Porque Serrat algo ha tenido desde siempre de nostálgico, en su concierto del jueves, otra vez, llegó a sentarse junto a nosotros, a recargar su cabeza en nuestro hombro la señora melancolía, guapa y serena como siempre, y tan cariñosa que cuando él cantó Penélope se nos quedó mirando con una sonrisa que dibujaba la frase ¿te acuerdas? y el paisaje de un sinfín de recuerdos que él hace que broten del tiempo, y por eso aquellos más de seis mil espectadores tan fieles le aplauden tanto porque escucharlo es abrir la ventana a amores idos, a sueños perdidos, a caricias guardadas, al tiempo que pasó sin darnos apenas cuenta.
Ahí estaba Serrat, como siempre, con esa poesía suya tan liviana y a la vez tan intensa que sabe contar historias en cada canción y lo mismo nos hace pensar en esos sueños tan legítimos y conmovedores de la madre de la princesa que jura que un día su pequeña llegará en limusina al barrio, como en esa mujer que conocemos o conocimos alguna vez de la que nos gustaba todo, su rostro, sus piernas, sus pezones, su sonrisa, su cuello, pero ella no. Y nos regresa al cine de nuestra infancia con Los fantasmas del Roxy, donde dimos y nos dieron tantos besos y la señora melancolía nos aprieta la mano sabiendo en quién estamos pensando.
Ya querían descansar
Ahí está Serrat con su amigo Tarrés y el público, como siempre, no lo deja irse del escenario, y ahora son los dos los que ya quieren descansar, pero quién le manda a Tarrés presentarse con su amigo Serrat tan querido que se ve obligado una vez y otra vez y otra vez a volver a cantar y lo hace, no podía faltar, en catalán, esa lengua que antes de que él nos la cantara en realidad no la conocíamos porque ni los emigrantes catalanes la hablaban por aquí.

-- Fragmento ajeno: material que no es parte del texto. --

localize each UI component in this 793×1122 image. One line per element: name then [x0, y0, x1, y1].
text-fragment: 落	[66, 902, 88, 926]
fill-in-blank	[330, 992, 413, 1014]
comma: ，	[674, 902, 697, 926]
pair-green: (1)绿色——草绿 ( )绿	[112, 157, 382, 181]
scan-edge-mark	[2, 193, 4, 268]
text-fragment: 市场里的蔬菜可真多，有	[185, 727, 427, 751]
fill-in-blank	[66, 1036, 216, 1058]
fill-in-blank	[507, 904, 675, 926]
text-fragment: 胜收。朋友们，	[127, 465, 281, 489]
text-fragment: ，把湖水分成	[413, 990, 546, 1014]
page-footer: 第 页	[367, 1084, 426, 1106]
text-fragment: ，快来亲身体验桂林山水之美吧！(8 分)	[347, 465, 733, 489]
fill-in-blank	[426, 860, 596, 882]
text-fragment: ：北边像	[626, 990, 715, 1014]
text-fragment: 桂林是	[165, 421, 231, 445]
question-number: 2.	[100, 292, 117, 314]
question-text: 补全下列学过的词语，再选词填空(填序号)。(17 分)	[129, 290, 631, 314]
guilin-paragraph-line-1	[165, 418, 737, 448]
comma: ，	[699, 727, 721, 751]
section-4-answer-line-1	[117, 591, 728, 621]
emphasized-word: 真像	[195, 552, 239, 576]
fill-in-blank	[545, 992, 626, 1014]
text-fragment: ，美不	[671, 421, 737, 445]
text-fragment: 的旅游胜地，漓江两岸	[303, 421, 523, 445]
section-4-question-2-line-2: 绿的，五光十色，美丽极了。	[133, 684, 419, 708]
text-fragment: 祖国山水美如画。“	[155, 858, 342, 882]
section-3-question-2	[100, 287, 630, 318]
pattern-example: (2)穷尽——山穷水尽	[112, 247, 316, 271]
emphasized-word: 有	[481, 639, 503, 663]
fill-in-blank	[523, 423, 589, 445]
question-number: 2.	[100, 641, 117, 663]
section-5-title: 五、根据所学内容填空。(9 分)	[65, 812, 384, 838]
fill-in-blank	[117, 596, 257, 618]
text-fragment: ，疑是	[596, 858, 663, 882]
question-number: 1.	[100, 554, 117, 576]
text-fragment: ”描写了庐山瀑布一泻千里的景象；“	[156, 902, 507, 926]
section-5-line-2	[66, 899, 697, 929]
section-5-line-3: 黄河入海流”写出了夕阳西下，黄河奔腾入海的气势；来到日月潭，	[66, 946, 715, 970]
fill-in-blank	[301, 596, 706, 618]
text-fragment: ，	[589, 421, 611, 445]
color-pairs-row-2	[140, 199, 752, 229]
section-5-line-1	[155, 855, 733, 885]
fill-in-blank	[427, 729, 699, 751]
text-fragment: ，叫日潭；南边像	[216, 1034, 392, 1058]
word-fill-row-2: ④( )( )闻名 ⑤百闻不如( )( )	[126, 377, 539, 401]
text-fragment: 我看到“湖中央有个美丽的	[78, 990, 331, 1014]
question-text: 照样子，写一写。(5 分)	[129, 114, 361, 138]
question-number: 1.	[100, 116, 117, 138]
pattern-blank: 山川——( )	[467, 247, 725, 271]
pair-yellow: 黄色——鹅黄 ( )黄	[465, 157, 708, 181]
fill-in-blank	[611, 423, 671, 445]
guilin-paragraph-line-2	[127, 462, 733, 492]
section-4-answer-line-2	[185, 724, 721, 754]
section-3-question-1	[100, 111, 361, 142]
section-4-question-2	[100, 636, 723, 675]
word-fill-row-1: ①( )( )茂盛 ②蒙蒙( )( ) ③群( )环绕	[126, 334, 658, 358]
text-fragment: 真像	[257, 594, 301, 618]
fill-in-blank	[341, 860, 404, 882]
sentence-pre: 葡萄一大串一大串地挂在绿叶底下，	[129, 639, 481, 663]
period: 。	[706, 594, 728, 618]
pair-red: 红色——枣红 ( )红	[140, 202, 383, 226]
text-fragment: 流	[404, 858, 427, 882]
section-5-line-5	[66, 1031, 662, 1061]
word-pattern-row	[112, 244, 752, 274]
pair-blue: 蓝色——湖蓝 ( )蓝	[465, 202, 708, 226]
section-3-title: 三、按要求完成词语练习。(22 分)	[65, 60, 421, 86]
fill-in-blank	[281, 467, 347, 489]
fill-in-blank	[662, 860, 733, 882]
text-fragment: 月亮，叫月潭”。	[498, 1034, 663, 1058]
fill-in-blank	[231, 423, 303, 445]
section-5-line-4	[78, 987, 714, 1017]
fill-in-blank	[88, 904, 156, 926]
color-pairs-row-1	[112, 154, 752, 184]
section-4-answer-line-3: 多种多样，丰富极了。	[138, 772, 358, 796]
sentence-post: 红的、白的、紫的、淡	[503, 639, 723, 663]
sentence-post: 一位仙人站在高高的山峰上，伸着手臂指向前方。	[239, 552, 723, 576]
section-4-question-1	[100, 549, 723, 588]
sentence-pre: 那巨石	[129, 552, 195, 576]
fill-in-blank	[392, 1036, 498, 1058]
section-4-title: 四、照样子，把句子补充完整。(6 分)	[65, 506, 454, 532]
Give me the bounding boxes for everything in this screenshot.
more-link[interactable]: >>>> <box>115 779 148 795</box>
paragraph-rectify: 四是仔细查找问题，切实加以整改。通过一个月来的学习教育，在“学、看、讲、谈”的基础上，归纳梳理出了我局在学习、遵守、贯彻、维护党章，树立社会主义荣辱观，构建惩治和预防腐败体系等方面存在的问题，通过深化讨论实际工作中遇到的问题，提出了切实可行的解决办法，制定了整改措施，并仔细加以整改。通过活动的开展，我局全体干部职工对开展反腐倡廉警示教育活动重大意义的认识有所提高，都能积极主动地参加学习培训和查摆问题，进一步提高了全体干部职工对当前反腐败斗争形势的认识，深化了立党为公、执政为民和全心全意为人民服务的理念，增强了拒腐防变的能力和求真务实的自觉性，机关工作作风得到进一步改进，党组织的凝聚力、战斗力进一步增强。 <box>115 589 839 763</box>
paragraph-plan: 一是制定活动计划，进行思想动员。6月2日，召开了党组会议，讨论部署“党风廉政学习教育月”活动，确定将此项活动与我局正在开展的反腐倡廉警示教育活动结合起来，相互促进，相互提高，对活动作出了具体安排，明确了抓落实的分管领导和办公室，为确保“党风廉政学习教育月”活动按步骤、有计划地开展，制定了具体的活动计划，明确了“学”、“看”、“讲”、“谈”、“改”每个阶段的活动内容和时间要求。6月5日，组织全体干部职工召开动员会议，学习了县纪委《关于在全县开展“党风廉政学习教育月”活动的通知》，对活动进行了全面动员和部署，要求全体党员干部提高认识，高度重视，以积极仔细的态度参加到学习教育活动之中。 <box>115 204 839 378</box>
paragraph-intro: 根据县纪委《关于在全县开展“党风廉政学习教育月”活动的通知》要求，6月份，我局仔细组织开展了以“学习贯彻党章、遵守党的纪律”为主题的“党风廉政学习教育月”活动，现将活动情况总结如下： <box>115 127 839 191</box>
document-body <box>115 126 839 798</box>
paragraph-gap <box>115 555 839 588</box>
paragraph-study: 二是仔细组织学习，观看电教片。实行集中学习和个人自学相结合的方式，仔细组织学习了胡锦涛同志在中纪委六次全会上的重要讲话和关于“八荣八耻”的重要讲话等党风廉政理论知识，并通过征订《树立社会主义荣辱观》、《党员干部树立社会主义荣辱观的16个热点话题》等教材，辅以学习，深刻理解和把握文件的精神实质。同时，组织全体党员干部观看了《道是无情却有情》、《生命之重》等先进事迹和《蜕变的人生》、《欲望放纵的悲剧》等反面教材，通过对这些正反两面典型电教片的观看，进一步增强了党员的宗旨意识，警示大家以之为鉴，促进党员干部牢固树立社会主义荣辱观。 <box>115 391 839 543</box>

Y luego vinieron ésas que tantas veces ha cantado, pero más nosotros, los seis mil que estamos ahí porque las hemos cantado con el disco y aún sin él, Cantares y La fiesta y ahora sí, ya acabó aunque quisiéramos quedarnos otro rato y más. Pero él y Tarrés se van y nosotros también, con la sonrisa en los labios y la señora melancolía colgada de nuestro brazo.